Celeriac

Celery RootWe put celeriac into the root crop section of our rotation. It is a very long season crop, but not hard to grow, and welcome to have in the garden, come fall and winter.

Start in flats eight to ten weeks before the frost-free date. The seed is very small, so it should just be pressed into the surface of the potting soil, watered, and the flat covered to preserve moisture until the seed sprouts, which is likely to take a week or two. If you don’t need a full flat, put your parsley and other slow-growing herbs in the same tray.

To sow thinly enough, you can use a pen or pencil to pick up the seed: just touch the tip of the pencil to your tongue, then to the seed; the moisture will cause a few seeds to stick to the tip; then you can push them off into the waiting flat with your finger.

During their time in the tray, keep the plants above 50F/10C to avoid triggering their biennial bolting reflex.

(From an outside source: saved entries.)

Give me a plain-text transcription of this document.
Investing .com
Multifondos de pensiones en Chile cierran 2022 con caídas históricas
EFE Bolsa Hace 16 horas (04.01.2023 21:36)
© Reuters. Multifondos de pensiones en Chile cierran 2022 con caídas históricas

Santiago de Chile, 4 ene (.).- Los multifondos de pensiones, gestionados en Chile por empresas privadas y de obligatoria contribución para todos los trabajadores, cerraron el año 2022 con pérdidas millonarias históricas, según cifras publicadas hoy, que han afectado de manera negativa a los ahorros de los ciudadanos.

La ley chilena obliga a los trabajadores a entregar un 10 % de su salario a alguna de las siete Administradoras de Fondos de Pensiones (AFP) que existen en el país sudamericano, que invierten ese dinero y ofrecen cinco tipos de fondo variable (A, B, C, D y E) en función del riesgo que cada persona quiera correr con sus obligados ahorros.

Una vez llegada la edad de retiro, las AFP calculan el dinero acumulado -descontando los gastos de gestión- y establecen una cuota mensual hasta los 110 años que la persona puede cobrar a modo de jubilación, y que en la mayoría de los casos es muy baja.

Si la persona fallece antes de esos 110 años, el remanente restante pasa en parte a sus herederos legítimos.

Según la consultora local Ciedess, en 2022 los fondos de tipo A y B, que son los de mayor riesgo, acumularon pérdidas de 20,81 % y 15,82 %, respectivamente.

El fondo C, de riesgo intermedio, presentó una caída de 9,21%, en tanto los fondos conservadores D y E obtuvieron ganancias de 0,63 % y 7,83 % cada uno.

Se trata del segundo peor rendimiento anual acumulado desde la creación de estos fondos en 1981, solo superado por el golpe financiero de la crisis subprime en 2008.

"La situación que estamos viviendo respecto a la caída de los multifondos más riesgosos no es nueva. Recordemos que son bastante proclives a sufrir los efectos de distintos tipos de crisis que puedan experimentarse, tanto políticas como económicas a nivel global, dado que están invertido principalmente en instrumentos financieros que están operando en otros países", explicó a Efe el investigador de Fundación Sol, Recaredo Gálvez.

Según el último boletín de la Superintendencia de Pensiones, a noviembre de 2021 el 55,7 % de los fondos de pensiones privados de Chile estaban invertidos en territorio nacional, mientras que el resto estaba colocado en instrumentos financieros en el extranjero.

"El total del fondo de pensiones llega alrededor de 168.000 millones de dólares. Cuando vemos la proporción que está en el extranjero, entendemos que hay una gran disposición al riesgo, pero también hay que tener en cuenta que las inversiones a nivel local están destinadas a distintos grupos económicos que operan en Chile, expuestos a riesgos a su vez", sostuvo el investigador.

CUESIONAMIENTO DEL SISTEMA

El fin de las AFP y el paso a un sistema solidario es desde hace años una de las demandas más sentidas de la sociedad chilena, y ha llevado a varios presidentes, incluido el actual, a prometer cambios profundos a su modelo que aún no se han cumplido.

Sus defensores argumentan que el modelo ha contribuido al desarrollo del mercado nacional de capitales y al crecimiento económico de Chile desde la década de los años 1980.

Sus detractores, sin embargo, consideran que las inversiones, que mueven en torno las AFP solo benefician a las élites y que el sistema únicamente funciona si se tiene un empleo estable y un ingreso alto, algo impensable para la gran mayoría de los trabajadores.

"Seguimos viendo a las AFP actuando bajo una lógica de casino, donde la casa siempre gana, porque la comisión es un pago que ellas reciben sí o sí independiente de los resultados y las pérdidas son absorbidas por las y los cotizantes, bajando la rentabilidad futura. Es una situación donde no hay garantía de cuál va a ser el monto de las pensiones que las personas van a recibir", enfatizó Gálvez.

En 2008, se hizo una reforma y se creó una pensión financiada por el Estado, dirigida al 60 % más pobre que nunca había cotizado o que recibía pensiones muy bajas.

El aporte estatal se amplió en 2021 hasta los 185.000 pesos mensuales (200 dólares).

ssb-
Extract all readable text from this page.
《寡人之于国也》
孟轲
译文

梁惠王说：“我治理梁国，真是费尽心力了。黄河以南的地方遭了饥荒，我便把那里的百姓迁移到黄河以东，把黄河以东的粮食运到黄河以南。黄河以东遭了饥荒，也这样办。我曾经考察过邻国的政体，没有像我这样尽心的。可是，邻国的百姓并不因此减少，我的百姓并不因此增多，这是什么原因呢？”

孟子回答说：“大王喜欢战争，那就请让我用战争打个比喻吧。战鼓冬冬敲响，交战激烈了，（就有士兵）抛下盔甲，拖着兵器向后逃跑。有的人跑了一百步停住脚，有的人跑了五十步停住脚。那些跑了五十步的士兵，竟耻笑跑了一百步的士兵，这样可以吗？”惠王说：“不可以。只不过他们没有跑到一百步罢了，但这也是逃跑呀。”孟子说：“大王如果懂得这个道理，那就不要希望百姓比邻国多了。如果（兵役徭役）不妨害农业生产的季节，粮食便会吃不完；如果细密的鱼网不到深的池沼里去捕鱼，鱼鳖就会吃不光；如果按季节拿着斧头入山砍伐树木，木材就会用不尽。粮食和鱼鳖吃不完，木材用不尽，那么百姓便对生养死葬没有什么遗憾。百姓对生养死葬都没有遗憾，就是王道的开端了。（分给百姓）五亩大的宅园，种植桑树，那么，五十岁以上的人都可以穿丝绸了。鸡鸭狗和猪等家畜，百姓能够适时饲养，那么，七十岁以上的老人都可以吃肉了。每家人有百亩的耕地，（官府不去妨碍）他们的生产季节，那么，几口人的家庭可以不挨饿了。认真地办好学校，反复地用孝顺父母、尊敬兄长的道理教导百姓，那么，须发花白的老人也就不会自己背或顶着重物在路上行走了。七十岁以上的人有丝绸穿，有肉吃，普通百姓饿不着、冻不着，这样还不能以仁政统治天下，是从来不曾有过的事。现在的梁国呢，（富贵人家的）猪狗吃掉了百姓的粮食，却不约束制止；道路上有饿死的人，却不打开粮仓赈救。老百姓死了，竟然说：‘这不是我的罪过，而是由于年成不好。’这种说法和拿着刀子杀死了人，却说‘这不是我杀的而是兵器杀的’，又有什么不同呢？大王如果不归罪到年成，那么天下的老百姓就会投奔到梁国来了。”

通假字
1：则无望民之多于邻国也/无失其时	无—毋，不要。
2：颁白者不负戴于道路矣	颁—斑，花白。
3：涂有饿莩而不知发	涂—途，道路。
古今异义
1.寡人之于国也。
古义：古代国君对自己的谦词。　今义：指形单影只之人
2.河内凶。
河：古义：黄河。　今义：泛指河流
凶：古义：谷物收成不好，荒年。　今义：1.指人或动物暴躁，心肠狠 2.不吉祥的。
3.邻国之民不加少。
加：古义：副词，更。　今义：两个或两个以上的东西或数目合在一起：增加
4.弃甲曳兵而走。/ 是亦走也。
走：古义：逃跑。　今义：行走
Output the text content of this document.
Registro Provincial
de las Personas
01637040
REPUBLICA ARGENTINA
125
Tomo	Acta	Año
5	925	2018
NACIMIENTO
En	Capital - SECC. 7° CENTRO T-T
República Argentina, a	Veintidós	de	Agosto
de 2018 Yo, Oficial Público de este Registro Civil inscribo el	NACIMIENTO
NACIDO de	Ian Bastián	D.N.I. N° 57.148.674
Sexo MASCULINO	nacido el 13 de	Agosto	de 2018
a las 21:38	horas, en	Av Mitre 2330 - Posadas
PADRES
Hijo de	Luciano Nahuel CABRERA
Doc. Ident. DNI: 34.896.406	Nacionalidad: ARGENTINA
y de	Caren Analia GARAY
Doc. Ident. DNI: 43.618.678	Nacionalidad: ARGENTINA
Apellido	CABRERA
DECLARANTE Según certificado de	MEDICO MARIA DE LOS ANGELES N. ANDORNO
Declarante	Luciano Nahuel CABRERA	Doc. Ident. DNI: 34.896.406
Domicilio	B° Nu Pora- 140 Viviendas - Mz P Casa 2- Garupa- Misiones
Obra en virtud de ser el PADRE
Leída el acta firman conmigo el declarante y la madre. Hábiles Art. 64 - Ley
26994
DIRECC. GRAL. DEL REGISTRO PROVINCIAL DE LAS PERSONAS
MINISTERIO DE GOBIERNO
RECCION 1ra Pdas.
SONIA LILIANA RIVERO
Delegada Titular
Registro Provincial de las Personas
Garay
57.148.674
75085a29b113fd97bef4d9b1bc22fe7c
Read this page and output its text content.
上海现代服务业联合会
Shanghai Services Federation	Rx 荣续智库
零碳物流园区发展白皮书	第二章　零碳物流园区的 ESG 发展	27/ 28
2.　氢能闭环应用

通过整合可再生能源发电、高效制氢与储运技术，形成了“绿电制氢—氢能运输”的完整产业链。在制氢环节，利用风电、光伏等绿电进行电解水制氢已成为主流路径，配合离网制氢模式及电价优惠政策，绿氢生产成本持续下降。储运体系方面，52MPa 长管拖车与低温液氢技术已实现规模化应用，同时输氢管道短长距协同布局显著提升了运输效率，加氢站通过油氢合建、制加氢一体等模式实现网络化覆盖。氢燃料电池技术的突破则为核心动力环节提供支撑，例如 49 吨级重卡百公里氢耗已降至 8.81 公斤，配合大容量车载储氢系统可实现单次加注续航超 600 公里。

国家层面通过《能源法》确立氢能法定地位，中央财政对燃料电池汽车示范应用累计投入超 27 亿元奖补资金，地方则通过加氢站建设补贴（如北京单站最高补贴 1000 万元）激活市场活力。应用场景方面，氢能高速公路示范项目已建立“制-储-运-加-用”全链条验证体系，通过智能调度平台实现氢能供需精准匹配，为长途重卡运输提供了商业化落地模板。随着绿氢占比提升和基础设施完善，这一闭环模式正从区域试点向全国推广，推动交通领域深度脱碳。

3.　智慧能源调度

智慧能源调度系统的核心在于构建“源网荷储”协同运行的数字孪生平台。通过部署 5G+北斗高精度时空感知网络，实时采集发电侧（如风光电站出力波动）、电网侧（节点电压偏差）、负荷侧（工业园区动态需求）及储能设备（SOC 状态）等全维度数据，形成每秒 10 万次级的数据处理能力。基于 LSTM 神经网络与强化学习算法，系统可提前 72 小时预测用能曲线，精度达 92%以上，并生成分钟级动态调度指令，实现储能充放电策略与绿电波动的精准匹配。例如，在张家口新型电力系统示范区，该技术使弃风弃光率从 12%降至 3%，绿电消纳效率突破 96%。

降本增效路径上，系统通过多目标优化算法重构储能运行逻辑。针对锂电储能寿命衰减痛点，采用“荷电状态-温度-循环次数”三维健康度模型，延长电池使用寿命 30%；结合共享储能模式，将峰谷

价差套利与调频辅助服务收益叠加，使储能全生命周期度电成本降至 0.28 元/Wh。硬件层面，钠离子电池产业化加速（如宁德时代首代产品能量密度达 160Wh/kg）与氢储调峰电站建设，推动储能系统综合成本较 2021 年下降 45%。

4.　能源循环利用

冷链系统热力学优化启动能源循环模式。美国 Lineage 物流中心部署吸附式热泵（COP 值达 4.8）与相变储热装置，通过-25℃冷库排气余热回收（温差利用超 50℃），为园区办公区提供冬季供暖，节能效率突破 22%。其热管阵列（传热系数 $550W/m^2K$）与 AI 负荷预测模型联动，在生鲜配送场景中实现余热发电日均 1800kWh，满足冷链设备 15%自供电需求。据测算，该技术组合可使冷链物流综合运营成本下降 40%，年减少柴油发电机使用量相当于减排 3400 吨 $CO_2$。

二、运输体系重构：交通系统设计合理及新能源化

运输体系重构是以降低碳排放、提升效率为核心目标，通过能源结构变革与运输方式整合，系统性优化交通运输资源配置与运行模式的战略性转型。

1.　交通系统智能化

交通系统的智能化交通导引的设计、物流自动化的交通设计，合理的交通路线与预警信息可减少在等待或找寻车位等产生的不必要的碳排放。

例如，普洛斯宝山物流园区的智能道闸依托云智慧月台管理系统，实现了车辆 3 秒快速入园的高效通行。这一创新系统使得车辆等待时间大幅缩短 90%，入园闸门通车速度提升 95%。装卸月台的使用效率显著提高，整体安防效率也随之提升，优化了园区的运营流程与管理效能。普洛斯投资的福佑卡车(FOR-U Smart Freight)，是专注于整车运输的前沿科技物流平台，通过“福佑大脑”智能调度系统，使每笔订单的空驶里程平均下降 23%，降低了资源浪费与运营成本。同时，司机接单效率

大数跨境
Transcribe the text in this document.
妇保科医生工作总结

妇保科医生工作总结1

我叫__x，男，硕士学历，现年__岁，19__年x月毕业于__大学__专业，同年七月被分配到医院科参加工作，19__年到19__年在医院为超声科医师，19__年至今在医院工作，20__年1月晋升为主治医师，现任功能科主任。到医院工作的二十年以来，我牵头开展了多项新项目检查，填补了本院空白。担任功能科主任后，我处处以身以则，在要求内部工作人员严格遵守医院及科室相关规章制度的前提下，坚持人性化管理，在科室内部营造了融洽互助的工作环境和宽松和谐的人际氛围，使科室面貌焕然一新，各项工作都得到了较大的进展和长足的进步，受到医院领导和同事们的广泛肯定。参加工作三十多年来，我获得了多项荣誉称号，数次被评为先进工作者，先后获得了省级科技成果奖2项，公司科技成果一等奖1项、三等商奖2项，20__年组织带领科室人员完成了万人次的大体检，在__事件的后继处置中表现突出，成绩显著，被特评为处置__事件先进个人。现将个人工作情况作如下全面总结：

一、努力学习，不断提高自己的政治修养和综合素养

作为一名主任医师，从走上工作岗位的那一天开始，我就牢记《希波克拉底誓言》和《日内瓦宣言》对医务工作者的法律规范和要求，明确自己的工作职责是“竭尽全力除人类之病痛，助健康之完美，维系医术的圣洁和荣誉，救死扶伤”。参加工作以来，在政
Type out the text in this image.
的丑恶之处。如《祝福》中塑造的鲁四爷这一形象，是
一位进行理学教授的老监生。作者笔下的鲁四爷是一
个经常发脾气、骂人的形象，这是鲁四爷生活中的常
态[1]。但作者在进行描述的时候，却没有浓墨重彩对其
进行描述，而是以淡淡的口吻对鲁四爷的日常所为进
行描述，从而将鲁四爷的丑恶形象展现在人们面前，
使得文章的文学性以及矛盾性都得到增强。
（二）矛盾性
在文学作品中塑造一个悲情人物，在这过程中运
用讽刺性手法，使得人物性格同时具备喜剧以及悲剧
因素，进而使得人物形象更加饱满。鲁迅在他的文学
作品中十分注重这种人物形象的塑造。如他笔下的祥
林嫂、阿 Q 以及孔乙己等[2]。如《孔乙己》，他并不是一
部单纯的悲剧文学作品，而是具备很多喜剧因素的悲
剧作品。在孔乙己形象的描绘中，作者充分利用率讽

As soon as the plants have their first true leaves thin to the strongest plant per cell of the tray, or to an inch apart if you are using an open tray.

Set the plants out twelve inches apart once the weather has become reliably mild. An occasional light frost won’t hurt them, but persistent daytime temperatures below 50F/10C will cause them to bolt, or at the minimum, slow down their growth enough to hurt the quality of the final harvest. If planting in rows, allow two feet for a path. We give celeriac seedlings a shot of fish fertilizer at transplant time to get them off to a good start.

We mulch the beds to help keep down weeds and to help regulate moisture. To get the smoothest celery roots, pull away the mulch and soil once the knobs have reached an inch or so in diameter, rub off the small feeder roots above ground level with your finger, and then hill them to blanch that part of the root. Celeriac roots are suitable for harvest from the first fall frosts until temperatures get below 20F, and will keep up to a couple of months in a root cellar, or under moist refrigeration.